Satisfaction pour Force Ouvrière à l'annonce par le Premier ministre, le 27 janvier 2026, de sa décision de retirer la lettre de cadrage relative à la négociation de la convention d'assurance chômage, envoyée en août 2025 par François Bayrou, alors Premier ministre. Depuis plusieurs mois, Force ouvrière en demandait le retrait, comme elle demandait l'agrément des dispositions de la convention sur les primo entrants et celui de la convention sur le bonus-malus.
FO avait même saisi le Conseil d'État pour contester la légalité de cette lettre de cadrage, qui réduisait les droits des demandeurs d'emploi et plaçait les interlocuteurs sociaux dans une situation de négociation extrêmement contrainte
, réaffirmait la confédération dans son communiqué de presse du 28 janvier. Le gouvernement y répond en engageant les procédures d'agrément des dispositions de la convention de novembre 2024 sur les primo demandeurs d'emploi et de l'avenant de juillet 2025 sur le bonus-malus. Un premier pas positif pour les négociations en cours. Les organisations syndicales et patronales ont en effet rendez-vous les 11, 19 et 25 février pour tenter d'aboutir à un accord.

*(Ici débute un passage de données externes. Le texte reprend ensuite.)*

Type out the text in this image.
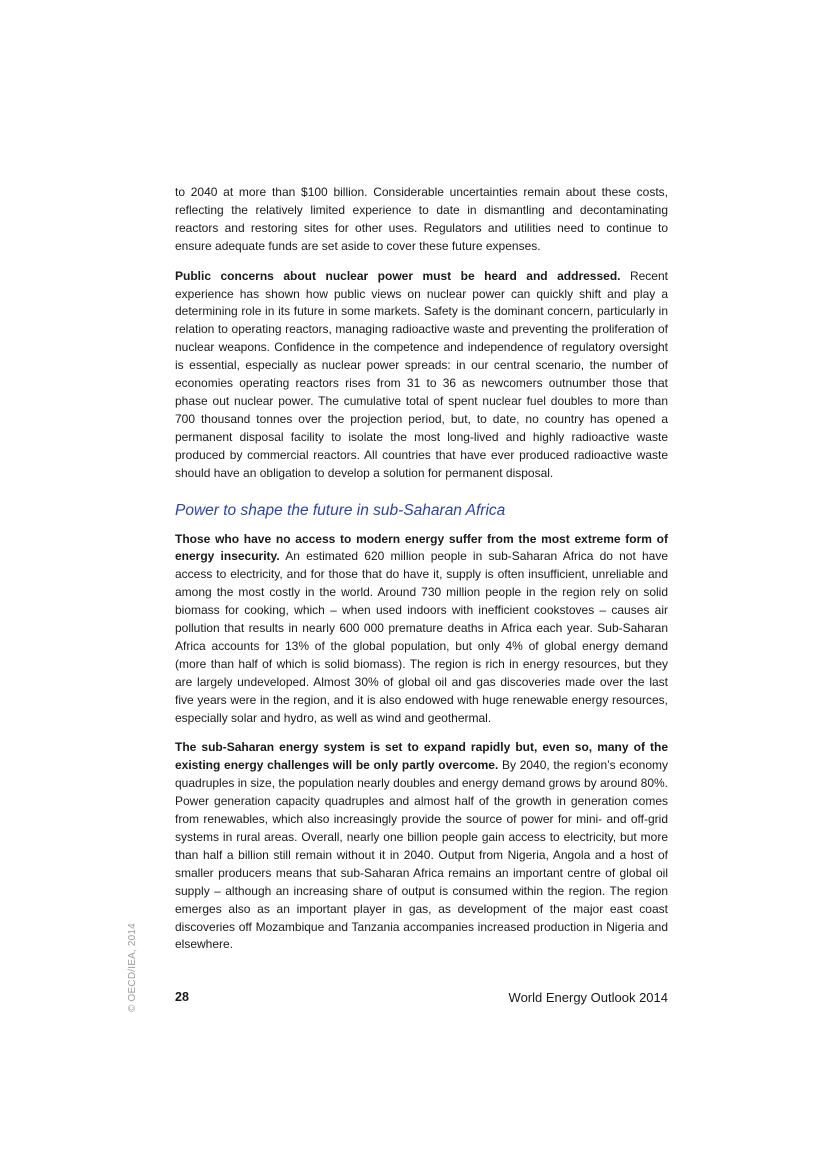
to 2040 at more than $100 billion. Considerable uncertainties remain about these costs, reflecting the relatively limited experience to date in dismantling and decontaminating reactors and restoring sites for other uses. Regulators and utilities need to continue to ensure adequate funds are set aside to cover these future expenses.

Public concerns about nuclear power must be heard and addressed. Recent experience has shown how public views on nuclear power can quickly shift and play a determining role in its future in some markets. Safety is the dominant concern, particularly in relation to operating reactors, managing radioactive waste and preventing the proliferation of nuclear weapons. Confidence in the competence and independence of regulatory oversight is essential, especially as nuclear power spreads: in our central scenario, the number of economies operating reactors rises from 31 to 36 as newcomers outnumber those that phase out nuclear power. The cumulative total of spent nuclear fuel doubles to more than 700 thousand tonnes over the projection period, but, to date, no country has opened a permanent disposal facility to isolate the most long-lived and highly radioactive waste produced by commercial reactors. All countries that have ever produced radioactive waste should have an obligation to develop a solution for permanent disposal.

Power to shape the future in sub-Saharan Africa

Those who have no access to modern energy suffer from the most extreme form of energy insecurity. An estimated 620 million people in sub-Saharan Africa do not have access to electricity, and for those that do have it, supply is often insufficient, unreliable and among the most costly in the world. Around 730 million people in the region rely on solid biomass for cooking, which – when used indoors with inefficient cookstoves – causes air pollution that results in nearly 600 000 premature deaths in Africa each year. Sub-Saharan Africa accounts for 13% of the global population, but only 4% of global energy demand (more than half of which is solid biomass). The region is rich in energy resources, but they are largely undeveloped. Almost 30% of global oil and gas discoveries made over the last five years were in the region, and it is also endowed with huge renewable energy resources, especially solar and hydro, as well as wind and geothermal.

The sub-Saharan energy system is set to expand rapidly but, even so, many of the existing energy challenges will be only partly overcome. By 2040, the region’s economy quadruples in size, the population nearly doubles and energy demand grows by around 80%. Power generation capacity quadruples and almost half of the growth in generation comes from renewables, which also increasingly provide the source of power for mini- and off-grid systems in rural areas. Overall, nearly one billion people gain access to electricity, but more than half a billion still remain without it in 2040. Output from Nigeria, Angola and a host of smaller producers means that sub-Saharan Africa remains an important centre of global oil supply – although an increasing share of output is consumed within the region. The region emerges also as an important player in gas, as development of the major east coast discoveries off Mozambique and Tanzania accompanies increased production in Nigeria and elsewhere.

28	World Energy Outlook 2014
© OECD/IEA, 2014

Point important dans les discussions, les économies souhaitées par le gouvernement. Le ministre du Travail a en effet demandé une économie d'au moins 400 millions d'euros par an en année pleine sur la durée restante de la convention, avec des effets dès 2026
. Le précédent gouvernement en attendait entre 2 Md€ et 2,5 Md€ par an en moyenne au cours des quatre années de la convention [2026-2029], avec une montée en charge progressive des nouvelles règles générant des gains croissants sur la période entre 2026 et 2029, pour atteindre a minima 4 Md€ d'économies en régime de croisière à partir de 2030
. Les organisations patronales, quant à elles, ont pour objectif, dans le cadre des discussions actuelles, un milliard d'euros d'économies. Pour rappel, les comptes de l'Unédic (organisme paritaire qui gère l'assurance-chômage), excédentaires ces dernières années, sont déficitaires en 2025 du fait des ponctions par l'État (3,35 milliards d'euros) pour financer son propre budget.
FO, de son côté, réaffirme qu'elle continuera de s'engager activement dans la négociation, la pratique contractuelle et conventionnelle pour protéger les droits des demandeurs d'emplois et défendre le paritarisme.